Por Rodrigo Trespach
Historiador e escritor, autor do livro “1824” (Citadel, 2023)
Vinte e cinco de julho de 1824. Os primeiros 39 imigrantes alemães chegam ao Porto das Telhas, na atual Praça do Imigrante, em São Leopoldo. O grupo foi transportado de Porto Alegre até o local em pequenas embarcações à vela e remo.
Aguardando em terra estava José Tomás de Lima, o último inspetor de um empreendimento do governo instalado na região, a Imperial Feitoria do Linho Cânhamo — com trabalho escravo, a Feitoria fabricava cordas para a marinha.
O 25 de julho foi consagrado pela história — principalmente devido as anotações de Johann Daniel Hillebrand, imigrante que seria diretor da colônia, mas só chegaria a São Leopoldo meses após a primeira leva.
É muito provável, porém, que os pioneiros tenham chegado ao local dois dias antes, 23, quando deixaram Porto Alegre. A viagem não era longa e o governador Fernandes Pinheiro menciona o dia 23 como data da partida da capital em carta ao Rio.
Depois de recebidos pelo inspetor e de terem acomodado suas bagagens em carros de boi, a pequena caravana partiu para a etapa final da viagem, a sede da Feitoria, a 4 quilômetros do Porto das Telhas.
Quando finalmente chegaram ao destino, foram albergados em um antigo galpão usado pela escravatura, onde aguardariam a distribuição de seus lotes de terra. A edificação foi reformada e ampliada na década de 1940 para se transformar no Museu Casa do Imigrante. Em situação precária, parte da casa ruiu em 2019.
Em 22 de setembro de 1824, a colônia recebeu autorização do imperador para usar o nome “Colônia Alemã de São Leopoldo”. Era uma solicitação de Fernandes Pinheiro, homenagem à imperatriz dona Leopoldina, cujo onomástico provinha do santo padroeiro da Áustria, são Leopoldo. O diretor da colônia e os colonos receberam a informação em 26 de outubro, por ofício do governador.
O grupo pioneiro era heterogêneo.
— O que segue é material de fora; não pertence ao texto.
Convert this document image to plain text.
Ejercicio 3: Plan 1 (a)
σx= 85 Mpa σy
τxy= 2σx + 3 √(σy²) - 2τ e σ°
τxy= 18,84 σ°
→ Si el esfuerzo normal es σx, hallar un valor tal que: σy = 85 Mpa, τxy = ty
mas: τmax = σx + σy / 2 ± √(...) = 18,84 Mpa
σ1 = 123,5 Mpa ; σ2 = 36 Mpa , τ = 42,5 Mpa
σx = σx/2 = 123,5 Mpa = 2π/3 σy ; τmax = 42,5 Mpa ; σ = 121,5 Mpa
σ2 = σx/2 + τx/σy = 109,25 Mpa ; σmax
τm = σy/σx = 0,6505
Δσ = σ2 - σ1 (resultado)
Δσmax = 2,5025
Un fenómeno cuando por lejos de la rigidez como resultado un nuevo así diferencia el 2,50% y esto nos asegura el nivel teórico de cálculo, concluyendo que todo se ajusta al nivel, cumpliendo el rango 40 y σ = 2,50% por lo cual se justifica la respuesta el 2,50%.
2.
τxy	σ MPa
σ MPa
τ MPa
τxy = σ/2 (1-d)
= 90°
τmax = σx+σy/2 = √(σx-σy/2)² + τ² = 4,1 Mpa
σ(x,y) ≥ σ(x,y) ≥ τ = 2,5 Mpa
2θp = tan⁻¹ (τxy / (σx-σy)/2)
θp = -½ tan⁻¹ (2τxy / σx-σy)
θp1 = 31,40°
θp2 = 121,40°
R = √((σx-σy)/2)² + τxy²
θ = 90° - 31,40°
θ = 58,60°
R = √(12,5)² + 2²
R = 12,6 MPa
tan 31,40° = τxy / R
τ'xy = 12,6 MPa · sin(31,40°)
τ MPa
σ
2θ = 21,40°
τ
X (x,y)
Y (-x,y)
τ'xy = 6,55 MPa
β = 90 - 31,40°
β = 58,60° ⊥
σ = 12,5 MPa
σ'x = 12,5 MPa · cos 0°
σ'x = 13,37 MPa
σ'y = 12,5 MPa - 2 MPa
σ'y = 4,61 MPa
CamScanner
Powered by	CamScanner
Homens, mulheres, idosos, jovens e crianças; pedreiros, carpinteiros e agricultores; alguns católicos e muitos protestantes. Dezoito imigrantes eram menores de 10 anos.
O ancião do grupo era o protestante hamburguês Johann Friedrich Höpper. Aos 49 anos, viera com a esposa, 2 filhos e uma enteada. Jasper Heinrich Bentzen, agricultor e extrator de pedras no Holstein, tinha 46 anos. Viúvo por duas oportunidades, veio com 2 filhos.
Höpper e Bentzen são uma pequena mostra da constituição das famílias imigrantes: casais em segundo ou terceiro matrimônios, algo comum na Alemanha do começo do século 19, destroçada pelas guerras napoleônicas e fome.
Na esperança de uma vida melhor, cada imigrante seguiu seu caminho. Christian Rust, recém-casado com Anna Schröder, viveu mais de quatro décadas após o desembarque. Margaretha Kofoth, esposa de Johann Heinrich Timm, envelheceu para chegar à década de 1870.
A filha deles, Catarina, foi um dos últimos pioneiros a morrer, no começo do século 20. Natural de Pinneberg, ela faleceu em 1907, às vésperas de completar 85 anos de idade.
Outros tiveram menos sorte. A esposa de Otto Pfingsten morreu no parto do sexto filho, dois anos após a chegada. O imigrante Henrich Jacks foi morto por um escravizado alguns anos depois do desembarque.
São Leopoldo prosperou e cumpriu muitos de seus objetivos. Até o fim do Primeiro Reinado (1822-1831), mais de 5 mil alemães desembarcariam no mesmo local e outros tantos se espalhariam pelo país, multiplicando as colônias pelo Sul e pelo Sudeste. Seriam responsáveis pela implantação e a consolidação de um novo sistema econômico e social, baseado no minifúndio, na indústria e na mão de obra livre.
Os pioneiros lançariam também os fundamentos da Igreja protestante, contribuindo com a diversidade religiosa do país. Em dois séculos, os alemães deixaram sua marca na economia, na cultura, nas ciências e na educação nacional.